All Splunk instances in a distributed environment including Search Heads, Indexers, Heavy & Universal Forwarders require configuration updates to meet customers’ requirements. For example, if a customer requires to disable The Web Interface of an Indexer, a set of configuration files is required to be deployed to the Indexer that can disable/enable the Web interface.
The Splunk instance that acts as a centralized configuration manager is called a Deployment Server,
the set of configuration files deployed is called a Splunk App, and the instance receiving the configuration updates (indexer in our example) is called a Deployment Client. The whole process of configuring and distributing Apps is called Forwarder Management, which is the subject of our post.
What is Splunk Forwarder Management?
Forwarder Management is Splunk’s Graphical User Interface used on the Deployment Server to configure and distribute Splunk apps to deployment clients. Forwarder Management is used to configure Apps, Server Classes, deployment clients using Graphical interface instead of having to manually edit serverclass.conf configuration file.
Using the Deployment Server, server classes can be configured to include a group of servers, deployment apps can be configured for each class of servers. A deployment client (Search Head, Indexer, or Forwarder) belonging to one or more server classes, keeps polling the Deployment Server periodically checking for any apps that belong to its server class. If the deployment client detects a new or updated app assigned to Its server class, the client will download the app keeping its apps synchronized with those assigned by the Deployment Server.
Benefits of Splunk Forwarder Management
There are two ways to configure Splunk Deployment Server, either manually by editing serverclass.conf, or by using a Graphical User Interface. The Graphical User interface (Forwarder Management) is very much easier to use and has multiple benefits as well. Below are few benefits of using Splunk Forwarder Management.
Track the status of the whole deployment environment.
The Graphical User Interface shows how many deployment clients, apps and server classes exist in the environment. Status of last time a deployment client called home.
Monitor Deployment Activity.
The Graphical User Interface provides the status of deploying apps to clients. Find out clients that have successfully completed deployment, versus those that have failed or still in the process of deployment.
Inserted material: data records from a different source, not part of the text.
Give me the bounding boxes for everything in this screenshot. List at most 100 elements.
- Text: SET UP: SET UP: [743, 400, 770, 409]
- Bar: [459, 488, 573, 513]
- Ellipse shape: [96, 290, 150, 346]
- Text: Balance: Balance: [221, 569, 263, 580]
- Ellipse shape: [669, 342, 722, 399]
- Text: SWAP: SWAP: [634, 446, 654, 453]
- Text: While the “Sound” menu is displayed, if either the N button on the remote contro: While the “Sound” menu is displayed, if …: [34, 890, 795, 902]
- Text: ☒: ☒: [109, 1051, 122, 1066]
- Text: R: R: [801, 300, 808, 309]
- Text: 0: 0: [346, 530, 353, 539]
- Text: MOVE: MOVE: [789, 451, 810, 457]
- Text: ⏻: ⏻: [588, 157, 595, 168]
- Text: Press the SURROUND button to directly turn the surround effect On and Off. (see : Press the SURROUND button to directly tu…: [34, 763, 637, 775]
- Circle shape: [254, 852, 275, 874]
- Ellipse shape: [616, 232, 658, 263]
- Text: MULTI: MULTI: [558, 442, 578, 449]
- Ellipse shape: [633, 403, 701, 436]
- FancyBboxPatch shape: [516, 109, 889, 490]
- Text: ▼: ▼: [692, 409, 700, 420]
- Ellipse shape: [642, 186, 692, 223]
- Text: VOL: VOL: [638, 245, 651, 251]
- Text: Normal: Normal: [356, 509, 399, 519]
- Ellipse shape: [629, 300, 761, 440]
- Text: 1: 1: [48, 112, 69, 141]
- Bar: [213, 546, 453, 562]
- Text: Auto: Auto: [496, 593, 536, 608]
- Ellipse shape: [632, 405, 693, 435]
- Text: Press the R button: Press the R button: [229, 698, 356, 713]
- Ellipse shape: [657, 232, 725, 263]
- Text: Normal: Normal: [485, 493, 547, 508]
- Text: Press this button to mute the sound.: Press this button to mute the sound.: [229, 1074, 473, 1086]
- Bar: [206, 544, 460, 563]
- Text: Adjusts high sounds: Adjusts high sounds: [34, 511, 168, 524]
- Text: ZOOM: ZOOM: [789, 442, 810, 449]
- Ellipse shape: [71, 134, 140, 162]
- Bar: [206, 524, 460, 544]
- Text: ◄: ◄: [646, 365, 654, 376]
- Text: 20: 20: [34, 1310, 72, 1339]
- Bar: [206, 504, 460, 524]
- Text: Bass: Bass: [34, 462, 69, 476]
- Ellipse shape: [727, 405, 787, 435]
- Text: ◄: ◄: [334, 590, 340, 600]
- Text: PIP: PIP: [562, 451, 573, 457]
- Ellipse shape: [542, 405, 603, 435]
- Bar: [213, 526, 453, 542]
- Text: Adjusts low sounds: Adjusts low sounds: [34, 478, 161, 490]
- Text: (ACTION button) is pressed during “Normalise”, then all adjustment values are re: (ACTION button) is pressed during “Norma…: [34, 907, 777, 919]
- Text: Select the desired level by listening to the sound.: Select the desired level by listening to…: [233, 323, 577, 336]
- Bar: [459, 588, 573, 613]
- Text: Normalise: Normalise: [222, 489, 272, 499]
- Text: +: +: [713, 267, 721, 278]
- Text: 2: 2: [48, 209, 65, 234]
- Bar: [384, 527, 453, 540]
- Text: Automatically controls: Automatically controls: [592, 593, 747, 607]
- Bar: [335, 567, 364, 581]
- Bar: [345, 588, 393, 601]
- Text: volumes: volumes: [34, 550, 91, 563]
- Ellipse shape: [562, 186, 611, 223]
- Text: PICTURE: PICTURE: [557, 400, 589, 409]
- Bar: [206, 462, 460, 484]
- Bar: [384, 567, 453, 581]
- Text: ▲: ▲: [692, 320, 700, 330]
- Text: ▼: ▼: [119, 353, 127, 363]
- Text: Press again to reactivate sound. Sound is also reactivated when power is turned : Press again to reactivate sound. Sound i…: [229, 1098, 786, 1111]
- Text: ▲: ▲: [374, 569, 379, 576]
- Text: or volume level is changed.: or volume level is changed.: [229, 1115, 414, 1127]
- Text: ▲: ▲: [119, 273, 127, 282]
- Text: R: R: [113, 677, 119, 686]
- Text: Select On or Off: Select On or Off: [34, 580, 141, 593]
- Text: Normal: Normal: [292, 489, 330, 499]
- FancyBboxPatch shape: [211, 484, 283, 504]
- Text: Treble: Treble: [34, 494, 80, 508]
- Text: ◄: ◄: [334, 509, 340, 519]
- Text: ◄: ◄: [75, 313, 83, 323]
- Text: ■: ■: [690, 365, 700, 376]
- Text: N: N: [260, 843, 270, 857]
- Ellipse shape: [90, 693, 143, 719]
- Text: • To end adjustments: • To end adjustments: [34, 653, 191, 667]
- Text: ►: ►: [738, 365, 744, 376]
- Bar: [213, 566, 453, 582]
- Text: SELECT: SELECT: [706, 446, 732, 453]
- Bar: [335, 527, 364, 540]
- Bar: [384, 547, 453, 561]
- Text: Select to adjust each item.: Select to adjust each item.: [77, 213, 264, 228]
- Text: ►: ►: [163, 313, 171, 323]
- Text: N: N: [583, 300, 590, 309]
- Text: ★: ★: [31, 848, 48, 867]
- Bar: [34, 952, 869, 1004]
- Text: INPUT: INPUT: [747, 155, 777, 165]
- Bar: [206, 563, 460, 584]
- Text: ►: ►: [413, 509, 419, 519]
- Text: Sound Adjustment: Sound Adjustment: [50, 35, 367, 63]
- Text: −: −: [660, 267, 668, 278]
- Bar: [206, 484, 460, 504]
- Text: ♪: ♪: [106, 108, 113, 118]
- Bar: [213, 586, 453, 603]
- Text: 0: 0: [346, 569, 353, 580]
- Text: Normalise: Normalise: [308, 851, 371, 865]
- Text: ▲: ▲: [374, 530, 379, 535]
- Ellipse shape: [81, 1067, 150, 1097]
Find out what apps are deployed to each deployment client, what server class a client belongs to.
Configure App behavior.
The Graphical User Interface can configure an App to restart Splunk after deployment to activate required changes. You can enable/disable the app as well as needed.
How to Use Splunk Forwarder Management
Forwarder management can be accessed by clicking the Settings link at the top of the Splunk Web, then by selecting Forwarder Management from the Distributed Environment section. Please note you can’t use a Deployment Server to configure and update indexer cluster peer nodes or search head cluster members.
Below is a screen shot showing an example of a Forwarder Management interface. You can see information reported about Apps, Clients, and Server classes in one screen. As can be seen from the example below, you can see how many Apps exists, details about each App can be viewed/modified by selecting the Apps Tab. Same with Server Classes and Clients.
Forwarder Management is Splunk’s Graphical User Interface used on the Deployment Server to configure and distribute Splunk apps to deployment clients. Alternatively, manual configuration can be done by editing serverclass.conf file, which is much more difficult to achieve. Forwarder Management is much easier to use, can track the status of the whole deployment environment, as well as can monitor the overall deployment activity.